# Formica trimming



## Tissot (Aug 30, 2021)

Hi All

Looking for a bit of advice in regards to which bit to use for formica trimming.

I have a caravan that needs quite a bit of formica wall Pannels/worktops/doors etc.



I have seen that the Virutex Fr256N leaves a nice round over edge to the formica
is this archivable with a router bit in a makita 3707f Trim router
if so which bit would be suitable to get the finish.

or is this only archivable with Virutex FR256N 
FR256N Edge trimming set - Bing video


Thanks In advance


----------



## CharleyL (Feb 28, 2009)

Look for a "Flush Trim" bit. The ones with end bearings are the safest to use, but the bearings can burn the surface they ride on if they get gummed up with the glue. 

I've gotten into the habit of wiping Vaseline along a finished edge where the bearing will ride to keep the bearing from burning the surface if it should get gummed up with glue. Using Vaseline also works if you get laminate trimming bits with solid ends and no bearings. It keeps the surface being rubbed lubricated and much less likely to be damaged, but can prove to be messy for clean-up if you use too much.

Charley


----------



## jw2170 (Jan 24, 2008)

Welcome to the forum.


----------



## old55 (Aug 11, 2013)

Welcome to the forum.


----------



## neville9999 (Jul 22, 2010)

This is the traditional laminate trim cutter. The laminate edge is cut with the small angled part. I normally set them up so they just leave a small point in the laminate edge, setting up is easy as the angle lets fine tune it by changing the cutters height to the work piece. that small point you leave, the tip, easy to trim by hand with a very fine file, if you set it too exact, you may cut too much. This one is a CMT cutter but all cutter manufactures make these. I would never run a bearing cutter along laminate as it far too easy to damage it, these trim cutters use the fixed bearing that comes with the trimmer. A bearing on the cutter will run at the cutters speed so too fast whereas a bearing like the one on this makita trimmer, does not spin at router speed as its stationary and just rolls along the laminated edge. 
N


----------



## mgmine (Jan 16, 2012)

If you want a rounded edge you would need to use a bit that produces that on Formica. The brand of router wouldn't make any difference.


----------



## Rebelwork Woodworking (Sep 11, 2004)

neville9999 said:


> This is the traditional laminate trim cutter. The laminate edge is cut with the small angled part. I normally set them up so they just leave a small point in the laminate edge, setting up is easy as the angle lets fine tune it by changing the cutters height to the work piece. that small point you leave, the tip, easy to trim by hand with a very fine file, if you set it too exact, you may cut too much. This one is a CMT cutter but all cutter manufactures make these. I would never run a bearing cutter along laminate as it far too easy to damage it, these trim cutters use the fixed bearing that comes with the trimmer. A bearing on the cutter will run at the cutters speed so too fast whereas a bearing like the one on this makita trimmer, does not spin at router speed as its stationary and just rolls along the laminated edge.
> N
> 
> View attachment 399468
> View attachment 399469


I'm unfamiliar with this bit in commercial...

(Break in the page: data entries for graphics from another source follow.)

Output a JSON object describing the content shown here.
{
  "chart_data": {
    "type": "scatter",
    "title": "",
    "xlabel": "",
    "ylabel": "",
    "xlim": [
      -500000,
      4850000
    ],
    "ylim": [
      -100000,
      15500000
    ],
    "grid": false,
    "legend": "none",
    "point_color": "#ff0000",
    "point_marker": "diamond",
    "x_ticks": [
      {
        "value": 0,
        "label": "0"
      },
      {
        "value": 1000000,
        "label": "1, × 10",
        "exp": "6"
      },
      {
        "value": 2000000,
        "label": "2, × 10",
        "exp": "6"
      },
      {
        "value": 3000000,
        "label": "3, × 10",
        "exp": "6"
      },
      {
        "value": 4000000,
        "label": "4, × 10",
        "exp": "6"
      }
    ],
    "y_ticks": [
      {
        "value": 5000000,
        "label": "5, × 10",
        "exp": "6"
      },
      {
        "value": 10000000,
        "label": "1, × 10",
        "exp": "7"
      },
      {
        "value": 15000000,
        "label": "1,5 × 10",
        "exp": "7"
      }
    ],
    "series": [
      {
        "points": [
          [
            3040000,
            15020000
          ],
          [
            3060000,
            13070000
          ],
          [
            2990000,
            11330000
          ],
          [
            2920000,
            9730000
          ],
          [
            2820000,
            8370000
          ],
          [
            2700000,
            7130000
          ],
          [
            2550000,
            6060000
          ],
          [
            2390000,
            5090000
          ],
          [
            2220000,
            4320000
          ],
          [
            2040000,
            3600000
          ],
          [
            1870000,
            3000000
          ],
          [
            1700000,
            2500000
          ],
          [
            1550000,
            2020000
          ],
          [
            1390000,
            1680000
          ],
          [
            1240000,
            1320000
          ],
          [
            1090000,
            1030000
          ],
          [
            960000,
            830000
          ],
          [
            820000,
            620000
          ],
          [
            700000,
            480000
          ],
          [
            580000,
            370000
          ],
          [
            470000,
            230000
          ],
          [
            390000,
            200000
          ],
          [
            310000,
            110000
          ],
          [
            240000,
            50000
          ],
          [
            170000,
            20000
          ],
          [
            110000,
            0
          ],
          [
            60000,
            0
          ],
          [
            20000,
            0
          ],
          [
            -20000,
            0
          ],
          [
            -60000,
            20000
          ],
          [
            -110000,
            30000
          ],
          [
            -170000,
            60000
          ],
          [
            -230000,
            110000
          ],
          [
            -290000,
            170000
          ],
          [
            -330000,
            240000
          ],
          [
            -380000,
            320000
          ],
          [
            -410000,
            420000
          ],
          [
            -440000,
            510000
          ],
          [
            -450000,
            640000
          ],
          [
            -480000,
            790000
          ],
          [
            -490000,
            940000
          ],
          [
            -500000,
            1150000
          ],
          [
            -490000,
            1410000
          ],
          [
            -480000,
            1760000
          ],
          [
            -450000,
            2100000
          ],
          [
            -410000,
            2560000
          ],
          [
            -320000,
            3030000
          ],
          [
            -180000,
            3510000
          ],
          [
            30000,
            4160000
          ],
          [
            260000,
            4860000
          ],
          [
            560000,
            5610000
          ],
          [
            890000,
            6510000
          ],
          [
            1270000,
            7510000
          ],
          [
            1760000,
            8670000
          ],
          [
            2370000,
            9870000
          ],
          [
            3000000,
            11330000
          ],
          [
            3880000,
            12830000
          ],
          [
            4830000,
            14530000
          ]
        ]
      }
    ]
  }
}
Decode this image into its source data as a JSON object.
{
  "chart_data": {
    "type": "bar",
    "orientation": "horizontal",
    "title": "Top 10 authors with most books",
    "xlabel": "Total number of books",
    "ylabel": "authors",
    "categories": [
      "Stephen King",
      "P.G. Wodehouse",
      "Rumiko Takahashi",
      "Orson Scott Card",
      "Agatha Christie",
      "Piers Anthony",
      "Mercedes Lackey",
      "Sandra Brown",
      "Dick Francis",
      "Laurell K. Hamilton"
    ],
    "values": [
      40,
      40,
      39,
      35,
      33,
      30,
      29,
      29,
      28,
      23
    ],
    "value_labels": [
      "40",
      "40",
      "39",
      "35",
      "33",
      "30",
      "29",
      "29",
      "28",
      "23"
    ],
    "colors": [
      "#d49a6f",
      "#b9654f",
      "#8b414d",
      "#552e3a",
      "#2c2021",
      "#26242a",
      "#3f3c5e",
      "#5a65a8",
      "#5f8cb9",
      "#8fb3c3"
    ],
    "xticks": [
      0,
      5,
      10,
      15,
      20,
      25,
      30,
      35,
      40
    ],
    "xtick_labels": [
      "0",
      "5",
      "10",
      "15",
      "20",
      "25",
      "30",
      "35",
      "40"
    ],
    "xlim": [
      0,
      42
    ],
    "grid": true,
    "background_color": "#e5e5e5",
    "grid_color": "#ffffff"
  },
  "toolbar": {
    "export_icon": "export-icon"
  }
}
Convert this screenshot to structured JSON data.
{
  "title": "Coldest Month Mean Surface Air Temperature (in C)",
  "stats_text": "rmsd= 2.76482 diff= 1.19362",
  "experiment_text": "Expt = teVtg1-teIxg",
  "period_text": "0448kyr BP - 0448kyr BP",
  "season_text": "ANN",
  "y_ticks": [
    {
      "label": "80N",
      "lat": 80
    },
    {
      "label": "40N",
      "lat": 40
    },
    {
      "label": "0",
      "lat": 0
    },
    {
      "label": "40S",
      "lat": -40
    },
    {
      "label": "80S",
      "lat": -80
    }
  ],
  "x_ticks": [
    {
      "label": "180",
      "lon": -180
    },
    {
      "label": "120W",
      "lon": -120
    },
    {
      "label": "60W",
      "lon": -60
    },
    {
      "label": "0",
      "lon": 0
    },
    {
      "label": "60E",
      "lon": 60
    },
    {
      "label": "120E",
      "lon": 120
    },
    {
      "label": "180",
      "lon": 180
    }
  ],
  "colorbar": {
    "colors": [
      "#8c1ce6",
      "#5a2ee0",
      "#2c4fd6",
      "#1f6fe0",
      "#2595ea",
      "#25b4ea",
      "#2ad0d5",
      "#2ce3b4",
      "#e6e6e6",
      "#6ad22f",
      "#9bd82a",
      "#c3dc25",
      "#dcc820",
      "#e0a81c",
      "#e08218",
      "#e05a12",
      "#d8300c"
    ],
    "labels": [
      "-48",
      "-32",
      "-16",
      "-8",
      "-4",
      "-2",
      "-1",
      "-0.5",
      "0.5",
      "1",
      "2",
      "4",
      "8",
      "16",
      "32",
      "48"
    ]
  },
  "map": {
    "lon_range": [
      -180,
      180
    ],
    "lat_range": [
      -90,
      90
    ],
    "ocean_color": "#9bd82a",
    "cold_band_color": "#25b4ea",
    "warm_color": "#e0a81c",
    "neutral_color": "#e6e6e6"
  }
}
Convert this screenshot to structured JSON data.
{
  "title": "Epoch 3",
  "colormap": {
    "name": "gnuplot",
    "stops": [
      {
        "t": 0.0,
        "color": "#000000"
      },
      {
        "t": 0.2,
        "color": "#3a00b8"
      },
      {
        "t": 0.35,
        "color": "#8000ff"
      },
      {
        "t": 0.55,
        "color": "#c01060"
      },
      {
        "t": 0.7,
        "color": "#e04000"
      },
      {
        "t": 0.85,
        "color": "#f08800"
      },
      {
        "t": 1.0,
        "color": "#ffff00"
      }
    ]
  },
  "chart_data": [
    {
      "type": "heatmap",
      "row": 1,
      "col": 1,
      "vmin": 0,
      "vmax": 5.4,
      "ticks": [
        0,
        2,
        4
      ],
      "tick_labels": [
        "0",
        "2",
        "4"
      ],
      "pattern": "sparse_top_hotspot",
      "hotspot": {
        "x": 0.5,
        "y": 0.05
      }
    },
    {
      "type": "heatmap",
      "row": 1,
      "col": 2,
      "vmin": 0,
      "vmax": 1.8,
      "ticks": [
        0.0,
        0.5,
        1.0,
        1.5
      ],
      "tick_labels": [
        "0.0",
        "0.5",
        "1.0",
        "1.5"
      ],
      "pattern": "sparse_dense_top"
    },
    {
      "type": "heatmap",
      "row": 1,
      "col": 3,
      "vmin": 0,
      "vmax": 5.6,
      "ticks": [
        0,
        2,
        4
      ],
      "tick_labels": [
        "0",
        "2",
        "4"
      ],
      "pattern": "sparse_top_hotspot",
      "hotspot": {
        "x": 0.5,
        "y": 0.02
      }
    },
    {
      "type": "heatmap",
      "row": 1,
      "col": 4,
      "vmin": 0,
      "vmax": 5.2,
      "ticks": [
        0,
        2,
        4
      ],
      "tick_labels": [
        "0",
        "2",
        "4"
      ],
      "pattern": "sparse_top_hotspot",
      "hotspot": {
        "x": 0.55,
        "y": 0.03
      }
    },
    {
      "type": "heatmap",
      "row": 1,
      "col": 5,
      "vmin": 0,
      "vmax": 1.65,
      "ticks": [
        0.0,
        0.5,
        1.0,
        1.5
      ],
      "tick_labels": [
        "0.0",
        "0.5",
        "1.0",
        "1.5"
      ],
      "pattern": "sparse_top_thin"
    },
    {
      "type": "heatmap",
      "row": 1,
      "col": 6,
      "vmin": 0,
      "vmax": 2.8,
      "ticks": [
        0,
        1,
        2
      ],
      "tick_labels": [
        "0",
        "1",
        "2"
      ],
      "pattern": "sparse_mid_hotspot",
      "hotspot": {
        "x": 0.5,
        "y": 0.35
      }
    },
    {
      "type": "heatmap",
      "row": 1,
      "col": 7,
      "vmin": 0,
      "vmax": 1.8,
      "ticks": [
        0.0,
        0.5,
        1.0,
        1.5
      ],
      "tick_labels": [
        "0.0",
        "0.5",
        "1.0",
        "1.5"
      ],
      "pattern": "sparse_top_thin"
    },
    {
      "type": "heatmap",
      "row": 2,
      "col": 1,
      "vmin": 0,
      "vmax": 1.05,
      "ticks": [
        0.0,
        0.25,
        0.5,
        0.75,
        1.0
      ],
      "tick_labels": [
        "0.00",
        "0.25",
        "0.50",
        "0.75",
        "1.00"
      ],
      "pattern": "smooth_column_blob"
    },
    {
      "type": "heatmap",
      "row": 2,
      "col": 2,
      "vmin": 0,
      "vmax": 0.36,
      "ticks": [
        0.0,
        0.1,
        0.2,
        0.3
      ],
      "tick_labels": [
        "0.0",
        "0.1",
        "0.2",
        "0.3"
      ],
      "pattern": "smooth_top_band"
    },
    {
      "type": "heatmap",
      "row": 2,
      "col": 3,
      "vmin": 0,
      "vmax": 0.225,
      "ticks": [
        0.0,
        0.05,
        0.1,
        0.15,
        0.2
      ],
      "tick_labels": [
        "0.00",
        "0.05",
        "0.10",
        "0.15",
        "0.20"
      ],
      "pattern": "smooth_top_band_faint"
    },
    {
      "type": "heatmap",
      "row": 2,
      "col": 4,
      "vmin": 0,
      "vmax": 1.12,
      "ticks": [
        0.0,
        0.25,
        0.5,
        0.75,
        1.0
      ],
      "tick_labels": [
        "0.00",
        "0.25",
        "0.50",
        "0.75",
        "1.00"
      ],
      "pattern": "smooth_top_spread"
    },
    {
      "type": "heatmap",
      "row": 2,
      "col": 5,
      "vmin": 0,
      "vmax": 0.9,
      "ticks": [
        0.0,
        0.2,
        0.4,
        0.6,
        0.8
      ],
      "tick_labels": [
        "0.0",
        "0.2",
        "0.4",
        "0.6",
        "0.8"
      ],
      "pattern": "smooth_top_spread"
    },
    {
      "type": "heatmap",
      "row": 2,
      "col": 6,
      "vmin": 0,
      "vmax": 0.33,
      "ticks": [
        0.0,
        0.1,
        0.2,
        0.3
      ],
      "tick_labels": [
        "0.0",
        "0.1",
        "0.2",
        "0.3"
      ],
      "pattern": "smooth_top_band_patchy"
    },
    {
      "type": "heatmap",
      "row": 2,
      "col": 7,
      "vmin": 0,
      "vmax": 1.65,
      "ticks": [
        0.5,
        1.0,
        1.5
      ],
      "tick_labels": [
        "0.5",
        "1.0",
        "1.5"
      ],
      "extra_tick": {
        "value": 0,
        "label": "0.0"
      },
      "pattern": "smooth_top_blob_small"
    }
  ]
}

What is common in commecial laminate shops ard the straight and bevels non bearing bits. There the cheapest. Most shops are running these for cleanup..


----------



## neville9999 (Jul 22, 2010)

Rebelwork Woodworking said:


> View attachment 399488
> 
> I'm unfamiliar with this bit in commercial...
> 
> What is common in commecial laminate shops ard the straight and bevels non bearing bits. There the cheapest. Most shops are running these for cleanup..












Reading your post I can't decide if you are recommending that bearing cutter in your post for laminate trimming or rejecting it. As I said I would never run a cutter with a bearing on it, a fast bearing on laminate, as it gets hot and will burn what it runs on, I would use this non bearing cutter and set it up with a laminate trimmer fitted with the lower bearing guide as you see in my post, look at my post and you can see the static bearing on the attached lower guide, you use the small angled part to do the cutting, I would use it with a router trimmer set up as you see in my post, with the attached lower bearing guide, as that bearing guide is not on the cutter so does not spin at cutter speed or get hot, it just rolls along so does no harm and will not burn the material it rolls along. N


----------



## Rebelwork Woodworking (Sep 11, 2004)

That's why we wax before using a non bearing bit. Many commercial shops will use the one I pictured, yet still put a coat of wax.

I have never Seen your bit pictured used in a commercial laminate business....

There are the two most common bits found in laminate shops.

Now of you wish to use a special setup for yourself. That's fine. But it's not typical in this business


----------